Explain, how you derive this conclusion.
Answers
Answer:
Builder A is wrong
Step-by-step explanation:
All of them say that the flat is square-shaped. So the area should be the square of sides
Area=Side²
So let's see if the area is actually a square of a side
Builder A: Area=3853 square feet
Now, we see the digit at Ones place. By observing, we see that there is no number whose Ones digit when squared, gives 3 at place(Think of square of numbers from 1 to 10 and the Ones digit at the squared number)
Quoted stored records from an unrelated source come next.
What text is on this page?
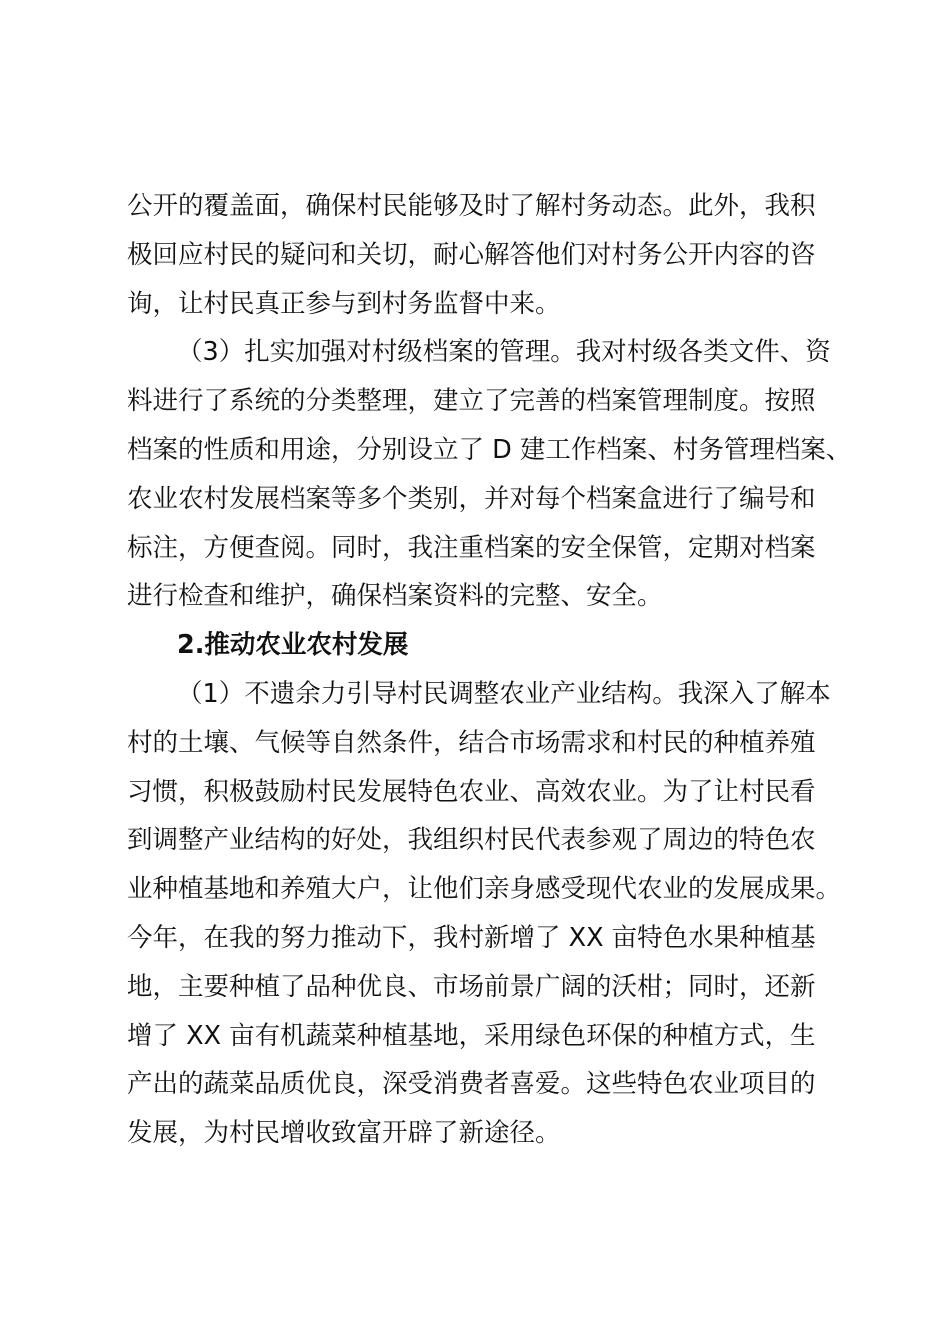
公开的覆盖面，确保村民能够及时了解村务动态。此外，我积
极回应村民的疑问和关切，耐心解答他们对村务公开内容的咨
询，让村民真正参与到村务监督中来。
（3）扎实加强对村级档案的管理。我对村级各类文件、资
料进行了系统的分类整理，建立了完善的档案管理制度。按照
档案的性质和用途，分别设立了 D 建工作档案、村务管理档案、
农业农村发展档案等多个类别，并对每个档案盒进行了编号和
标注，方便查阅。同时，我注重档案的安全保管，定期对档案
进行检查和维护，确保档案资料的完整、安全。
2.推动农业农村发展
（1）不遗余力引导村民调整农业产业结构。我深入了解本
村的土壤、气候等自然条件，结合市场需求和村民的种植养殖
习惯，积极鼓励村民发展特色农业、高效农业。为了让村民看
到调整产业结构的好处，我组织村民代表参观了周边的特色农
业种植基地和养殖大户，让他们亲身感受现代农业的发展成果。
今年，在我的努力推动下，我村新增了 XX 亩特色水果种植基
地，主要种植了品种优良、市场前景广阔的沃柑；同时，还新
增了 XX 亩有机蔬菜种植基地，采用绿色环保的种植方式，生
产出的蔬菜品质优良，深受消费者喜爱。这些特色农业项目的
发展，为村民增收致富开辟了新途径。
Builder B and C: Area=3249 and 3844 square feet respectively
In both of there cases, we can see that there are numbers with there Ones digit squaring to 4 (B's case) and 9 (C's case) as 2 and 4.
Therefore, A is wrong
Answer:
a) Builder A
Step-by-step explanation:
Since the flat is in square shape the
measure of the side would be same
When a number is multiplied by the
same number the last number of the
product will be the square of the last
number of multiplied numbers .
As , we don't get 3 at last by multiplying
any number it is calculated easily.
☆ [If you don't understand what I had explained
above you can consider the way of deriving
the answer I had provided below it can be
done in mind easily ]
Area of square = side × side
(let the side be x )
In case A ,
Area = 3853
= 3853 = x × x
= 3853 = x²
= √3853 = x
In case B ,
Area = 3249
= 3249 = x × x
= 3249 = x²
= √3249 = x
57 = x
In case C ,
Area = 3844
= 3844 = x × x
= 3844 = x²
= √3844 = x
62 = x
From above it is proved that
Builder A is giving wrong definition